“Without question, if China stopped exporting ingredients, within months the world’s pharmacies would be empty.” `~Guy Villax, CEO of Hovione, Portuguese pharmaceutical company

By Catherine Austin Fitts

China Rx: Exposing the Risks of America’s Dependence on China for Medicine is a sobering book. It is co-authored by Rosemary Gibson and Janardan Prasad Singh. Their publisher describes their credentials as follows:

Rosemary Gibson has been credited with creating national movements for safer, more humane health care. Her first book, Wall of Silence, with co-author Janardan Prasad Singh, put a human face on medical mistakes, launching a national campaign to improve the safety of America’s health care. Gibson worked with Bill Moyers on the PBS documentary On Our Own Terms. She is a recipient of the Lifetime Achievement Award from the American Academy of Hospice and Palliative Medicine and is also the founding editor of a narrative series in the Journal of the American Medical Association (JAMA) Internal Medicine. She is senior advisor at the Hastings Center and the 2014 winner of the highest honor from the American Medical Writers Association. She is also the author, with Janardan P. Singh, of three other books on health care.

Janardan Prasad Singh is economic advisor at the World Bank. He designs strategies to strengthen economic development, health care, global trade, and national security for countries around the world. He has served as an advisor to prime ministers of India on national security affairs. Formerly, he was a member of the Board of Contributors of the Wall Street Journal.

What Gibson and Singh describe is the extent to which American pharmaceuticals have become completely dependent on Chinese ingredients.

First and foremost, this is a strategic question. Do we want to be wholly dependent on China for our antibiotics at the same time we are starting a trade war or having serious confrontations in the South China Sea?

Second, there are serious quality issues. One of the reasons Chinese manufacturers can lower costs is that they are not subject to the same quality control and safety standards as US manufacturing. Yet American distributors are not disclosing this to doctors and pharmacies.

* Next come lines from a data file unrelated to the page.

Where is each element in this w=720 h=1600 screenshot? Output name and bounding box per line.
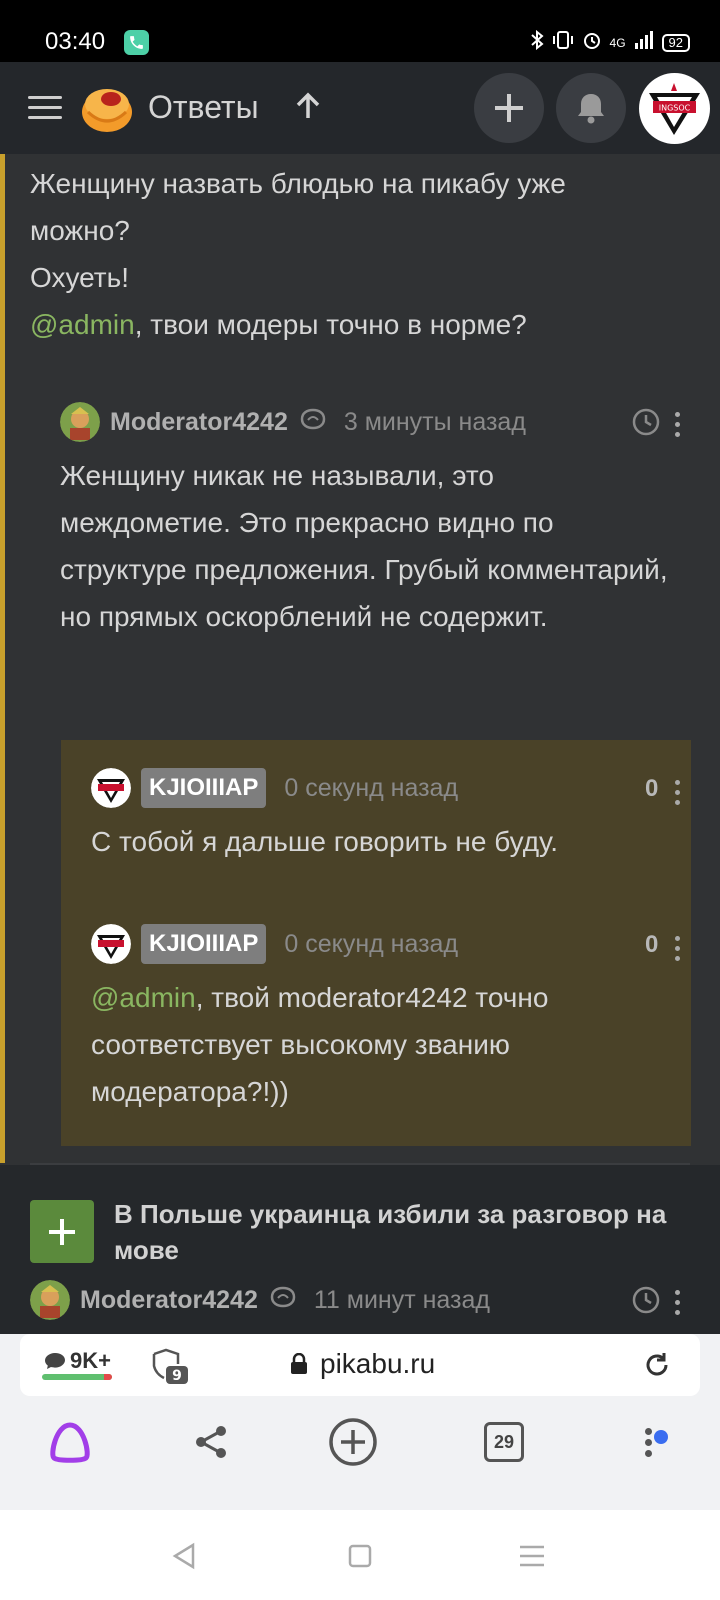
reply-score: 0 (645, 931, 659, 958)
app-header: Ответы INGSOC (0, 62, 720, 154)
scroll-up-arrow-icon[interactable] (295, 92, 321, 127)
svg-text:INGSOC: INGSOC (659, 104, 691, 113)
speech-bubble-icon (45, 1353, 65, 1369)
status-time: 03:40 (45, 28, 106, 55)
next-post-card: В Польше украинца избили за разговор на … (0, 1165, 720, 1334)
notifications-button[interactable] (556, 73, 626, 143)
post-author-avatar[interactable] (30, 1280, 70, 1320)
moderator-avatar[interactable] (60, 402, 100, 442)
post-author-header: Moderator4242 11 минут назад (30, 1280, 490, 1320)
parent-comment-text: Женщину назвать блюдью на пикабу уже мож… (30, 168, 566, 340)
system-navigation-bar (0, 1510, 720, 1600)
address-bar[interactable]: 9K+ 9 pikabu.ru (20, 1334, 700, 1396)
comment-more-icon[interactable] (675, 412, 681, 442)
history-clock-icon[interactable] (632, 1286, 660, 1319)
status-bar: 03:40 4G 92 (0, 0, 720, 62)
lock-icon (291, 1353, 307, 1374)
post-time: 11 минут назад (313, 1285, 490, 1314)
reply-highlight-box: KJIOIIIAP 0 секунд назад 0 С тобой я дал… (61, 740, 691, 1146)
tab-count: 29 (484, 1422, 524, 1462)
reply-score: 0 (645, 775, 659, 802)
bell-icon (578, 94, 604, 124)
add-post-button[interactable] (474, 73, 544, 143)
reply-time: 0 секунд назад (284, 773, 459, 802)
comment-header: Moderator4242 3 минуты назад (60, 402, 526, 442)
plus-icon (49, 1218, 75, 1245)
reply-header: KJIOIIIAP 0 секунд назад (91, 924, 458, 964)
battery-level: 92 (661, 33, 690, 52)
post-author[interactable]: Moderator4242 (80, 1286, 258, 1315)
reply-time: 0 секунд назад (284, 929, 459, 958)
alice-assistant-icon[interactable] (40, 1412, 100, 1472)
menu-icon[interactable] (28, 96, 62, 120)
recents-icon[interactable] (510, 1534, 554, 1578)
post-title[interactable]: В Польше украинца избили за разговор на … (114, 1196, 694, 1268)
thread-highlight-bar (0, 154, 5, 1163)
moderator-badge-icon (300, 408, 326, 437)
alarm-icon (582, 30, 602, 55)
comment-time: 3 минуты назад (343, 407, 526, 436)
pikabu-logo-icon[interactable] (80, 82, 134, 134)
url-display[interactable]: pikabu.ru (290, 1348, 435, 1380)
plus-circle-icon (329, 1418, 377, 1466)
status-icons: 4G 92 (530, 29, 690, 55)
new-tab-button[interactable] (323, 1412, 383, 1472)
svg-text:9: 9 (172, 1368, 182, 1384)
back-icon[interactable] (162, 1534, 206, 1578)
plus-icon (495, 94, 523, 122)
comment-author[interactable]: Moderator4242 (110, 408, 288, 437)
tabs-button[interactable]: 29 (474, 1412, 534, 1472)
share-icon[interactable] (181, 1412, 241, 1472)
bluetooth-icon (530, 29, 544, 55)
comments-thread: Женщину назвать блюдью на пикабу уже мож… (0, 154, 720, 1334)
page-title: Ответы (148, 89, 259, 125)
rating-bar (42, 1374, 112, 1380)
browser-menu-icon[interactable] (618, 1412, 678, 1472)
reply-avatar[interactable] (91, 924, 131, 964)
reload-icon[interactable] (642, 1350, 672, 1385)
reply-header: KJIOIIIAP 0 секунд назад (91, 768, 458, 808)
mention-link[interactable]: @admin (30, 309, 135, 340)
vibrate-icon (552, 30, 574, 55)
reply-text: С тобой я дальше говорить не буду. (91, 826, 559, 857)
reply-author[interactable]: KJIOIIIAP (141, 924, 267, 964)
reply-text: @admin, твой moderator4242 точно соответ… (91, 982, 549, 1107)
home-icon[interactable] (338, 1534, 382, 1578)
call-indicator-icon (124, 30, 149, 55)
reply-avatar[interactable] (91, 768, 131, 808)
moderator-comment-text: Женщину никак не называли, это междомети… (60, 460, 668, 632)
menu-notification-dot (654, 1430, 668, 1444)
browser-toolbar: 9K+ 9 pikabu.ru 29 (0, 1334, 720, 1510)
user-avatar[interactable]: INGSOC (639, 73, 710, 144)
moderator-badge-icon (270, 1286, 296, 1315)
network-type: 4G (609, 35, 626, 50)
history-clock-icon[interactable] (632, 408, 660, 441)
reply-author[interactable]: KJIOIIIAP (141, 768, 267, 808)
reply-more-icon[interactable] (675, 780, 681, 810)
post-more-icon[interactable] (675, 1290, 681, 1320)
signal-icon (634, 31, 654, 54)
comments-counter[interactable]: 9K+ (44, 1348, 111, 1374)
mention-link[interactable]: @admin (91, 982, 196, 1013)
expand-post-button[interactable] (30, 1200, 94, 1263)
protect-tabs-icon[interactable]: 9 (150, 1346, 190, 1391)
reply-more-icon[interactable] (675, 936, 681, 966)
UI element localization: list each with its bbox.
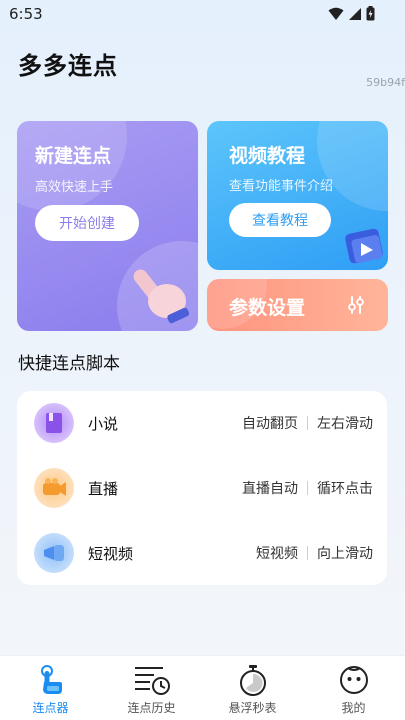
- item-name: 短视频: [88, 545, 134, 563]
- new-click-card[interactable]: 新建连点 高效快速上手 开始创建: [17, 121, 198, 331]
- item-tag-secondary: 向上滑动: [317, 546, 373, 562]
- tag-divider: [307, 416, 308, 430]
- battery-icon: [366, 6, 375, 21]
- tap-hand-icon: [133, 269, 190, 324]
- nav-label-stopwatch: 悬浮秒表: [228, 701, 277, 715]
- video-tutorial-card[interactable]: 视频教程 查看功能事件介绍 查看教程: [207, 121, 388, 270]
- params-settings-card[interactable]: 参数设置: [207, 279, 388, 331]
- list-item-novel[interactable]: 小说 自动翻页 左右滑动: [17, 391, 387, 455]
- item-name: 小说: [88, 415, 119, 433]
- nav-item-stopwatch[interactable]: 悬浮秒表: [202, 656, 303, 720]
- nav-label-clicker: 连点器: [32, 701, 69, 715]
- tag-divider: [307, 481, 308, 495]
- status-bar: 6:53: [0, 0, 405, 28]
- nav-label-history: 连点历史: [127, 701, 176, 715]
- start-create-button[interactable]: 开始创建: [35, 205, 139, 241]
- item-tag-secondary: 循环点击: [317, 481, 373, 497]
- bottom-nav: 连点器 连点历史 悬浮秒表 我的: [0, 655, 405, 720]
- status-icons: [328, 6, 375, 21]
- quick-scripts-title: 快捷连点脚本: [18, 354, 120, 374]
- book-icon: [34, 403, 74, 443]
- nav-item-mine[interactable]: 我的: [303, 656, 404, 720]
- nav-item-clicker[interactable]: 连点器: [0, 656, 101, 720]
- nav-item-history[interactable]: 连点历史: [101, 656, 202, 720]
- wifi-icon: [328, 7, 344, 20]
- new-click-title: 新建连点: [35, 145, 112, 167]
- item-tags: 短视频 向上滑动: [256, 543, 373, 563]
- signal-icon: [349, 7, 361, 20]
- item-name: 直播: [88, 480, 119, 498]
- tag-divider: [307, 546, 308, 560]
- params-settings-title: 参数设置: [229, 297, 306, 319]
- device-code: 59b94f: [366, 76, 405, 89]
- item-tag-primary: 直播自动: [242, 481, 298, 497]
- history-icon: [134, 667, 170, 695]
- video-tutorial-title: 视频教程: [229, 145, 306, 167]
- view-tutorial-button[interactable]: 查看教程: [229, 203, 331, 237]
- camera-icon: [34, 468, 74, 508]
- megaphone-icon: [34, 533, 74, 573]
- list-item-live[interactable]: 直播 直播自动 循环点击: [17, 456, 387, 520]
- item-tag-primary: 自动翻页: [242, 416, 298, 432]
- item-tag-secondary: 左右滑动: [317, 416, 373, 432]
- nav-label-mine: 我的: [341, 701, 366, 715]
- sliders-icon: [348, 296, 364, 314]
- item-tags: 直播自动 循环点击: [242, 478, 373, 498]
- app-title: 多多连点: [18, 52, 118, 80]
- stopwatch-icon: [239, 665, 266, 696]
- tap-hand-icon: [40, 665, 62, 694]
- item-tag-primary: 短视频: [256, 546, 298, 562]
- status-time: 6:53: [9, 5, 43, 23]
- video-tutorial-subtitle: 查看功能事件介绍: [229, 179, 334, 194]
- new-click-subtitle: 高效快速上手: [35, 180, 114, 195]
- quick-scripts-list: 小说 自动翻页 左右滑动 直播 直播自动 循环点击 短视频 短视频 向上滑动: [17, 391, 387, 585]
- profile-face-icon: [339, 666, 368, 694]
- video-play-icon: [345, 228, 383, 264]
- item-tags: 自动翻页 左右滑动: [242, 413, 373, 433]
- list-item-short-video[interactable]: 短视频 短视频 向上滑动: [17, 521, 387, 585]
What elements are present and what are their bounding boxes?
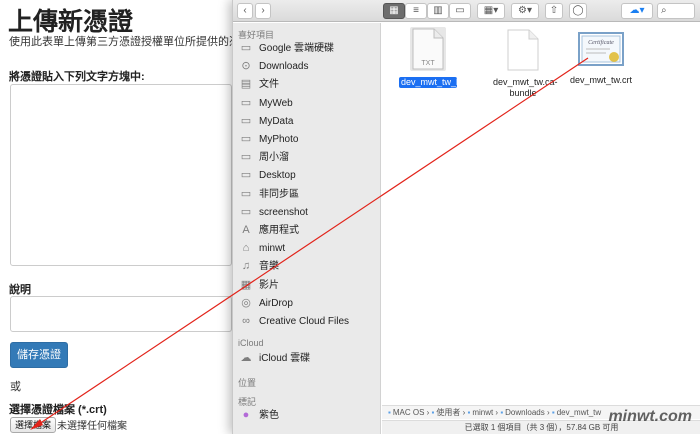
- annotation-arrow: [30, 57, 589, 430]
- watermark: minwt.com: [608, 408, 692, 425]
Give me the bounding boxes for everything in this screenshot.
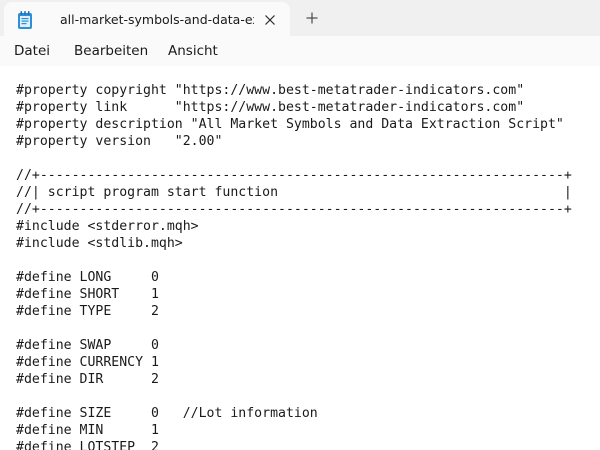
menu-item-datei[interactable]: Datei [14,42,50,60]
tab-active-file[interactable]: all-market-symbols-and-data-extraction-s… [4,2,290,36]
text-editor[interactable]: #property copyright "https://www.best-me… [0,66,600,450]
notepad-icon [16,10,34,30]
menu-bar: Datei Bearbeiten Ansicht [0,36,600,66]
title-bar: all-market-symbols-and-data-extraction-s… [0,0,600,36]
code-line: //+-------------------------------------… [16,202,572,217]
code-line: #define LONG 0 [16,270,159,285]
code-line: #property description "All Market Symbol… [16,117,564,132]
code-line: #define DIR 2 [16,372,159,387]
code-line: #property version "2.00" [16,134,223,149]
code-line: #define CURRENCY 1 [16,355,159,370]
code-line: #define LOTSTEP 2 [16,440,159,450]
plus-icon[interactable] [302,8,322,28]
code-line: #property copyright "https://www.best-me… [16,83,525,98]
code-line: //+-------------------------------------… [16,168,572,183]
code-line: #define SIZE 0 //Lot information [16,406,318,421]
code-line: #define TYPE 2 [16,304,159,319]
close-icon[interactable] [260,10,280,30]
code-line: #include <stdlib.mqh> [16,236,183,251]
code-line: #include <stderror.mqh> [16,219,199,234]
code-line: #property link "https://www.best-metatra… [16,100,525,115]
code-line: #define MIN 1 [16,423,159,438]
code-line: #define SHORT 1 [16,287,159,302]
menu-item-bearbeiten[interactable]: Bearbeiten [74,42,148,60]
code-line: #define SWAP 0 [16,338,159,353]
code-line: //| script program start function | [16,185,572,200]
tab-title: all-market-symbols-and-data-extraction-s… [60,12,254,27]
menu-item-ansicht[interactable]: Ansicht [168,42,218,60]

Gibson and Singh begin the book with the story of an American doctor who was killed by improperly made heparin – there are reports of a significant number of similar deaths. The patient and his doctors did not think to ask where the drugs were from and whether they could be trusted. If you read China Rx, I am hoping you will start to take an interest and ask your doctor and pharmacy.

Reading China Rx you realize that we are facing the same problem with drugs that we are facing with food. It looks like a potato – but is it really? Is it safe – let alone life-giving? Can you trust the corporate chain that produced and distributed it? Increasingly, the answer in the US is “no.”

The state of US pharmaceuticals described in China Rx is yet another example of the fact that the Wall Street-Washington model cannot and should not be trusted. No sense blaming the Chinese for our greed. It is our greed that is killing an increasing number of Americans. We have the power to do something about it.